I live in Utah, where I enjoy taking people fly fishing.  But I’ve experienced confusions in which another person and I will accidentally end up thinking we're doing each other a favor.  So – in the past – I’ve found myself trying to teach someone who would rather not be there at all.  “What a hero I am,” I think, “for using this precious fishing time to help another person!”  Meanwhile, that person is thinking how much they’d rather be sitting on a lawn chair on the bank than getting badgered over how to mend the line. 

These are bad times!  In the first, I gave up something I cared about quite a bit in the misguided belief that I was making my friend’s life better.  With the clarity of hindsight, I think my friend felt correspondingly obligated to suffer my inept assistance, which was a net bad.  Because we are real persons rather than parable characters, it would have been much better for us to have both come clean about our individual interests.  Life is short!

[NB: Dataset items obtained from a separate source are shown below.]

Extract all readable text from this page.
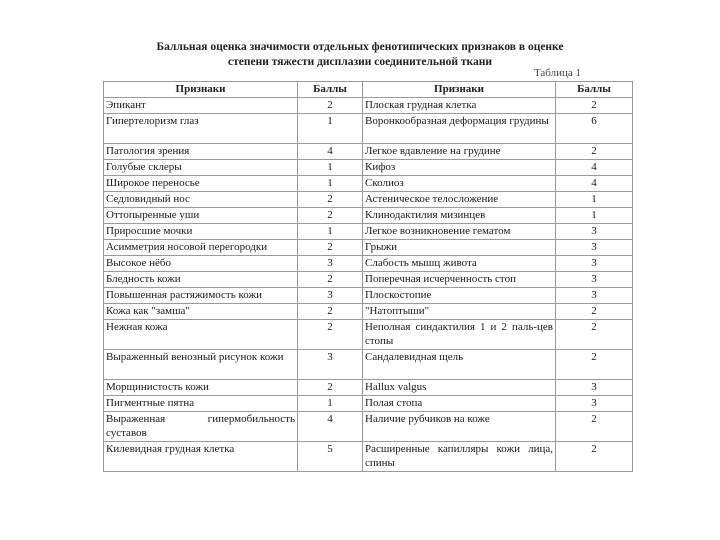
Балльная оценка значимости отдельных фенотипических признаков в оценке
степени тяжести дисплазии соединительной ткани
Таблица 1
Признаки	Баллы	Признаки	Баллы
Эпикант	2	Плоская грудная клетка	2
Гипертелоризм глаз	1	Воронкообразная деформация грудины	6
Патология зрения	4	Легкое вдавление на грудине	2
Голубые склеры	1	Кифоз	4
Широкое переносье	1	Сколиоз	4
Седловидный нос	2	Астеническое телосложение	1
Оттопыренные уши	2	Клинодактилия мизинцев	1
Приросшие мочки	1	Легкое возникновение гематом	3
Асимметрия носовой перегородки	2	Грыжи	3
Высокое нёбо	3	Слабость мышц живота	3
Бледность кожи	2	Поперечная исчерченность стоп	3
Повышенная растяжимость кожи	3	Плоскостопие	3
Кожа как "замша"	2	"Натоптыши"	2
Нежная кожа	2	Неполная синдактилия 1 и 2 паль-цев стопы	2
Выраженный венозный рисунок кожи	3	Сандалевидная щель	2
Морщинистость кожи	2	Hallux valgus	3
Пигментные пятна	1	Полая стопа	3
Выраженная гипермобильность суставов	4	Наличие рубчиков на коже	2
Килевидная грудная клетка	5	Расширенные капилляры кожи лица, спины	2
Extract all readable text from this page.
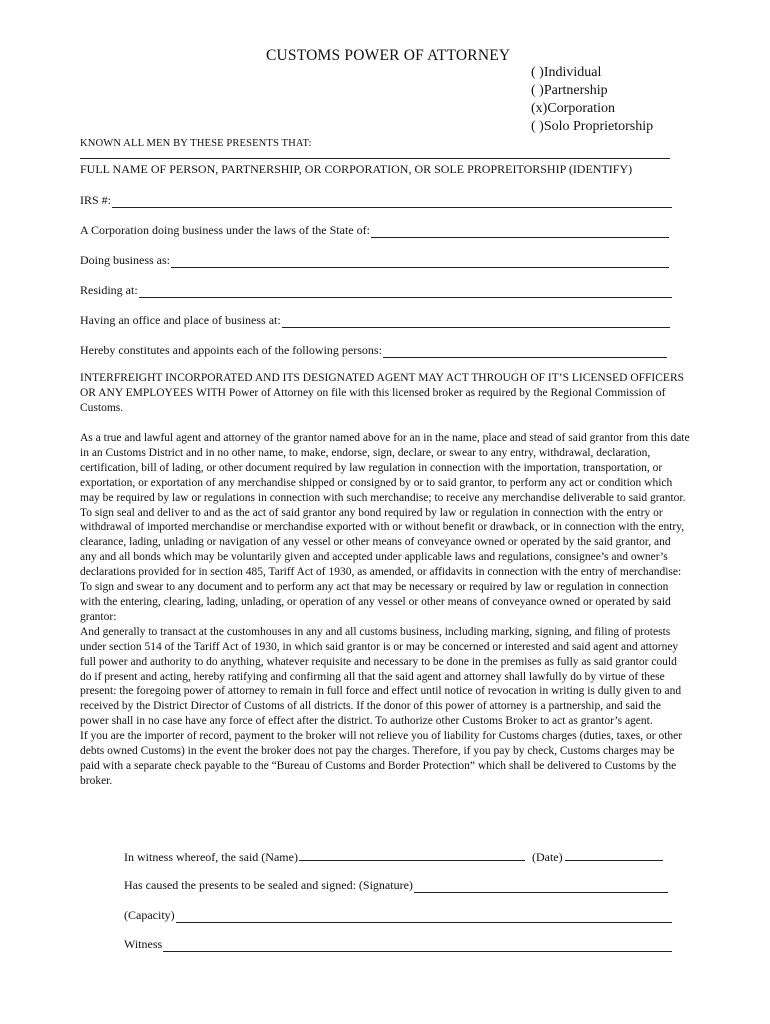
CUSTOMS POWER OF ATTORNEY
( )Individual
( )Partnership
(x)Corporation
( )Solo Proprietorship
KNOWN ALL MEN BY THESE PRESENTS THAT:
FULL NAME OF PERSON, PARTNERSHIP, OR CORPORATION, OR SOLE PROPREITORSHIP (IDENTIFY)
IRS #:
A Corporation doing business under the laws of the State of:
Doing business as:
Residing at:
Having an office and place of business at:
Hereby constitutes and appoints each of the following persons:
INTERFREIGHT INCORPORATED AND ITS DESIGNATED AGENT MAY ACT THROUGH OF IT’S LICENSED OFFICERS OR ANY EMPLOYEES WITH Power of Attorney on file with this licensed broker as required by the Regional Commission of Customs.

As a true and lawful agent and attorney of the grantor named above for an in the name, place and stead of said grantor from this date in an Customs District and in no other name, to make, endorse, sign, declare, or swear to any entry, withdrawal, declaration, certification, bill of lading, or other document required by law regulation in connection with the importation, transportation, or exportation, or exportation of any merchandise shipped or consigned by or to said grantor, to perform any act or condition which may be required by law or regulations in connection with such merchandise; to receive any merchandise deliverable to said grantor.

To sign seal and deliver to and as the act of said grantor any bond required by law or regulation in connection with the entry or withdrawal of imported merchandise or merchandise exported with or without benefit or drawback, or in connection with the entry, clearance, lading, unlading or navigation of any vessel or other means of conveyance owned or operated by the said grantor, and any and all bonds which may be voluntarily given and accepted under applicable laws and regulations, consignee’s and owner’s declarations provided for in section 485, Tariff Act of 1930, as amended, or affidavits in connection with the entry of merchandise:

To sign and swear to any document and to perform any act that may be necessary or required by law or regulation in connection with the entering, clearing, lading, unlading, or operation of any vessel or other means of conveyance owned or operated by said grantor:

And generally to transact at the customhouses in any and all customs business, including marking, signing, and filing of protests under section 514 of the Tariff Act of 1930, in which said grantor is or may be concerned or interested and said agent and attorney full power and authority to do anything, whatever requisite and necessary to be done in the premises as fully as said grantor could do if present and acting, hereby ratifying and confirming all that the said agent and attorney shall lawfully do by virtue of these present: the foregoing power of attorney to remain in full force and effect until notice of revocation in writing is dully given to and received by the District Director of Customs of all districts. If the donor of this power of attorney is a partnership, and said the power shall in no case have any force of effect after the district. To authorize other Customs Broker to act as grantor’s agent.

If you are the importer of record, payment to the broker will not relieve you of liability for Customs charges (duties, taxes, or other debts owned Customs) in the event the broker does not pay the charges. Therefore, if you pay by check, Customs charges may be paid with a separate check payable to the “Bureau of Customs and Border Protection” which shall be delivered to Customs by the broker.

In witness whereof, the said (Name)	(Date)
Has caused the presents to be sealed and signed: (Signature)
(Capacity)
Witness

The fly fishing case works the same way.  Politeness dictates we act as though we are benefiting from each other’s sacrifices.  In reality, fishing by myself would have been all upside for me, and not having to fish with me would have been all upside for the other person. 

How much of what we do for others turns out to be gift-of-the-magi style miscommunication?  My conjecture is: An awful lot.  Psychologists find that pathological altruism – when one person’s altruistic behavior harms rather than benefits its recipient – comes up all over the place.  In personal, familial, community, and even national settings, a lot of what passes for self-sacrifice turns out better described as “self-addiction,” wherein we misperceive the consequences of our putative well-doing out of an implicit effort to shore up our moral self-image. 

Grant me my conjecture for just a moment.  What might explain the pervasiveness of gift of the magi exchanges?  My guess is that it’s very tempting to think that if I am giving something up for someone else, they must be getting something out of it.  Even stronger: The thing they’re getting out of it must be comparable in magnitude to the thing I’m giving up.  Let’s call this the preservation of value hypothesis.

Consider the Tim McGraw song, “Just to See You Smile”.  It’s told from the perspective of a down-on-his-luck cowboy.  He spends his meager earnings on his beloved’s whims, quits his job to accommodate her career, and finally accedes to her breaking up with him and moving on with another guy.  The singer has no regrets:

                Just to see you smile

                I’d do anything, that you wanted me to

                When all is said and done

    I’d never count the cost, it’s worth all that’s lost

                Just to see you smile.

He thinks his sacrifices were worth it for the sake of her smile.  But why is she smiling?  I take it that the singer thinks all the stuff he’s doing must be good for her values.  After all, it’s bad for his, and nobody else is involved.  When I hear this song, I imagine how the story might go if told from the other person’s point of view.  “Mopey, self-indulgent cowboy can’t take a hint!”  He thinks he’s the hero of the story because he insists on sacrificing.  But his losses ensure transfer to her as gains only if the preservation of value hypothesis is correct.  The trouble is, it’s not.  You can do things that are both bad for you and bad for the other person.  With each successive tragedy, the speaker seems increasingly unable to brook this possibility.  No wonder she breaks up with him.

Here are my guesses.  At least for personal relationships among grown-ups, most of the things we do for others that are not net-valuable to us, by our own lights, are also not good for those for whom we sacrifice.  The problem with glorifying gift of the magi cases is they mislead us into thinking that we should be in the realm of losses for the other person to be in the realm of gains, when really the fact that we are in the realm of losses should tip us off in the other direction.  If what I’m doing is bad for me, it might not be great for those around me. 

O. Henry, then, was wrong twice over.  He thought the gift of the magi was both rare and wonderful.  I think gift of the magi cases are routine and terrible.  Which is happy news.  Our own values probably fit pretty well with the values of those around us.  Want to help someone?  Don't forget what’s good for you.